Jusqu’à ce que cette étape fût franchie, Judas n’était pas allé au-delà de la possibilité du repentir. Mais lorsqu’il quitta la présence de son Seigneur et de ses condisciples, la décision finale était arrêtée. Il avait franchi la ligne de démarcation.
Admirable avait été la longanimité de Jésus à l’égard de cette âme tentée. Rien de ce qui pouvait être fait pour sauver Judas n’avait été omis. Après qu’il eut deux fois conclu un pacte pour livrer son Seigneur, Jésus lui offrit encore l’occasion de se repentir. En sondant le dessein secret du cœur du traître, le Christ donna à Judas la preuve ultime et convaincante de sa divinité. Ce fut pour le faux disciple le dernier appel à la repentance. Aucun appel que pût formuler le cœur divino-humain du Christ ne fut ménagé. Les vagues de la miséricorde, refoulées par un orgueil obstiné, revinrent en une marée plus puissante d’amour qui subjugue. Mais, quoique surpris et alarmé par la découverte de sa culpabilité, Judas n’en devint que plus résolu.

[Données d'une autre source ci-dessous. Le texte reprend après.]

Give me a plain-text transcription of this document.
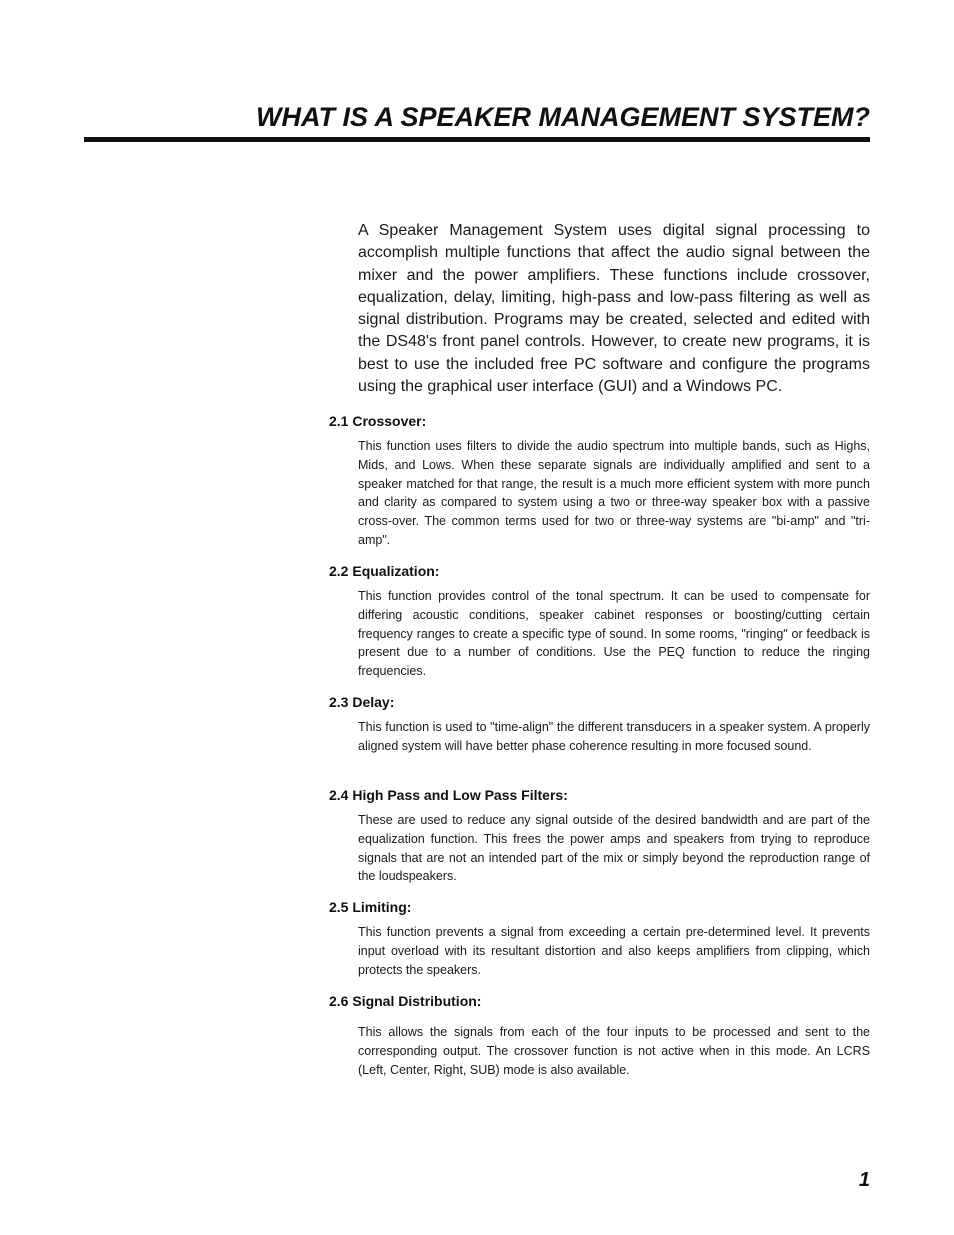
WHAT IS A SPEAKER MANAGEMENT SYSTEM?

A Speaker Management System uses digital signal processing to accomplish multiple functions that affect the audio signal between the mixer and the power amplifiers. These functions include crossover, equalization, delay, limiting, high-pass and low-pass filtering as well as signal distribution. Programs may be created, selected and edited with the DS48's front panel controls. However, to create new programs, it is best to use the included free PC software and configure the programs using the graphical user interface (GUI) and a Windows PC.

2.1 Crossover:

This function uses filters to divide the audio spectrum into multiple bands, such as Highs, Mids, and Lows. When these separate signals are individually amplified and sent to a speaker matched for that range, the result is a much more efficient system with more punch and clarity as compared to system using a two or three-way speaker box with a passive cross-over. The common terms used for two or three-way systems are "bi-amp" and "tri-amp".

2.2 Equalization:

This function provides control of the tonal spectrum. It can be used to compensate for differing acoustic conditions, speaker cabinet responses or boosting/cutting certain frequency ranges to create a specific type of sound. In some rooms, "ringing" or feedback is present due to a number of conditions. Use the PEQ function to reduce the ringing frequencies.

2.3 Delay:

This function is used to "time-align" the different transducers in a speaker system. A properly aligned system will have better phase coherence resulting in more focused sound.

2.4 High Pass and Low Pass Filters:

These are used to reduce any signal outside of the desired bandwidth and are part of the equalization function. This frees the power amps and speakers from trying to reproduce signals that are not an intended part of the mix or simply beyond the reproduction range of the loudspeakers.

2.5 Limiting:

This function prevents a signal from exceeding a certain pre-determined level. It prevents input overload with its resultant distortion and also keeps amplifiers from clipping, which protects the speakers.

2.6 Signal Distribution:

This allows the signals from each of the four inputs to be processed and sent to the corresponding output. The crossover function is not active when in this mode. An LCRS (Left, Center, Right, SUB) mode is also available.

1
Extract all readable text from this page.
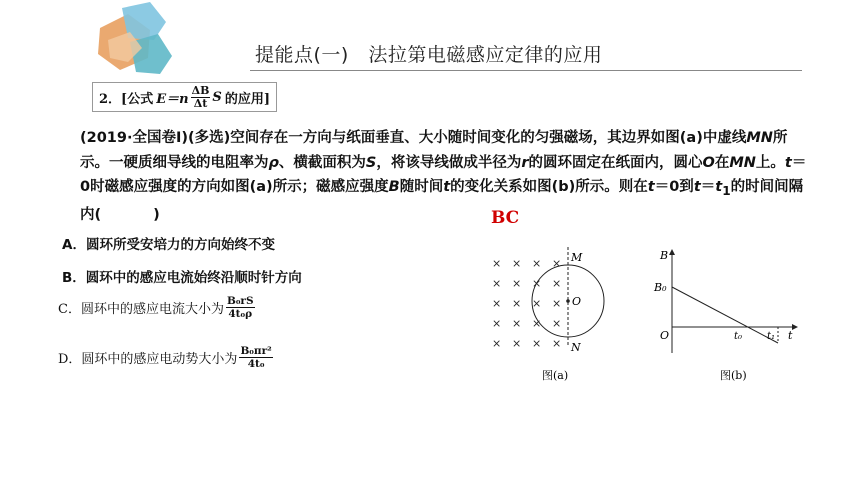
提能点(一)　法拉第电磁感应定律的应用
2．[公式 $E=n \frac{\Delta B}{\Delta t}$ S 的应用]
(2019·全国卷Ⅰ)(多选)空间存在一方向与纸面垂直、大小随时间变化的匀强磁场，其边界如图(a)中虚线MN所示。一硬质细导线的电阻率为ρ、横截面积为S，将该导线做成半径为r的圆环固定在纸面内，圆心O在MN上。t＝0时磁感应强度的方向如图(a)所示；磁感应强度B随时间t的变化关系如图(b)所示。则在t＝0到$t=t_1$的时间间隔内(	)	BC
A．圆环所受安培力的方向始终不变
B．圆环中的感应电流始终沿顺时针方向
C．圆环中的感应电流大小为 $\frac{\text{B₀rS}}{\text{4t₀ρ}}$
D．圆环中的感应电动势大小为 $\frac{\text{B₀πr²}}{\text{4t₀}}$
× × × ×
× × × ×
× × × ×
× × × ×
× × × ×
M
N
O
图(a)
B
B₀
O	t₀ t₁ t
图(b)
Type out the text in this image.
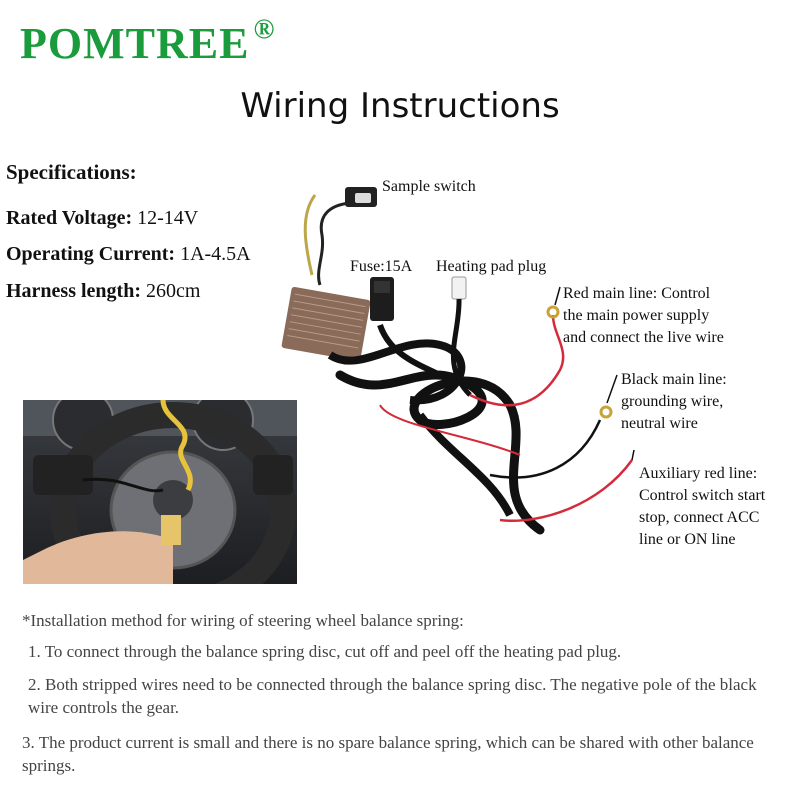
POMTREE ®
Wiring Instructions
Specifications:
Rated Voltage: 12-14V
Operating Current: 1A-4.5A
Harness length: 260cm
Sample switch
Fuse:15A Heating pad plug
Red main line: Control
the main power supply
and connect the live wire
Black main line:
grounding wire,
neutral wire
Auxiliary red line:
Control switch start
stop, connect ACC
line or ON line
*Installation method for wiring of steering wheel balance spring:
1. To connect through the balance spring disc, cut off and peel off the heating pad plug.
2. Both stripped wires need to be connected through the balance spring disc. The negative pole of the black wire controls the gear.
3. The product current is small and there is no spare balance spring, which can be shared with other balance springs.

De la Cène sacramentelle, il sortit pour achever l’œuvre de la trahison.
En prononçant le malheur contre Judas, le Christ avait aussi un dessein de miséricorde à l’égard de Ses disciples. Il leur donnait ainsi la preuve suprême de Sa messianité. « Je vous le dis avant que cela arrive », dit-Il, « afin que, lorsqu’il sera arrivé, vous croyiez que JE SUIS. » Si Jésus était demeuré silencieux, dans l’apparente ignorance de ce qui devait Lui advenir, les disciples auraient pu penser que leur Maître ne possédait pas la prescience divine, et qu’Il avait été surpris et trahi, livré entre les mains de la foule meurtrière. Un an auparavant, Jésus avait dit aux disciples qu’Il avait choisi douze, et que l’un était un démon. À présent, Ses paroles adressées à Judas, montrant que sa trahison était parfaitement connue de Son Maître, fortifieraient la foi des véritables disciples du Christ durant Son humiliation. Et lorsque Judas serait parvenu à sa fin effroyable, ils se souviendraient du malheur que Jésus avait prononcé contre le traître. The Desire of Ages, 653-655.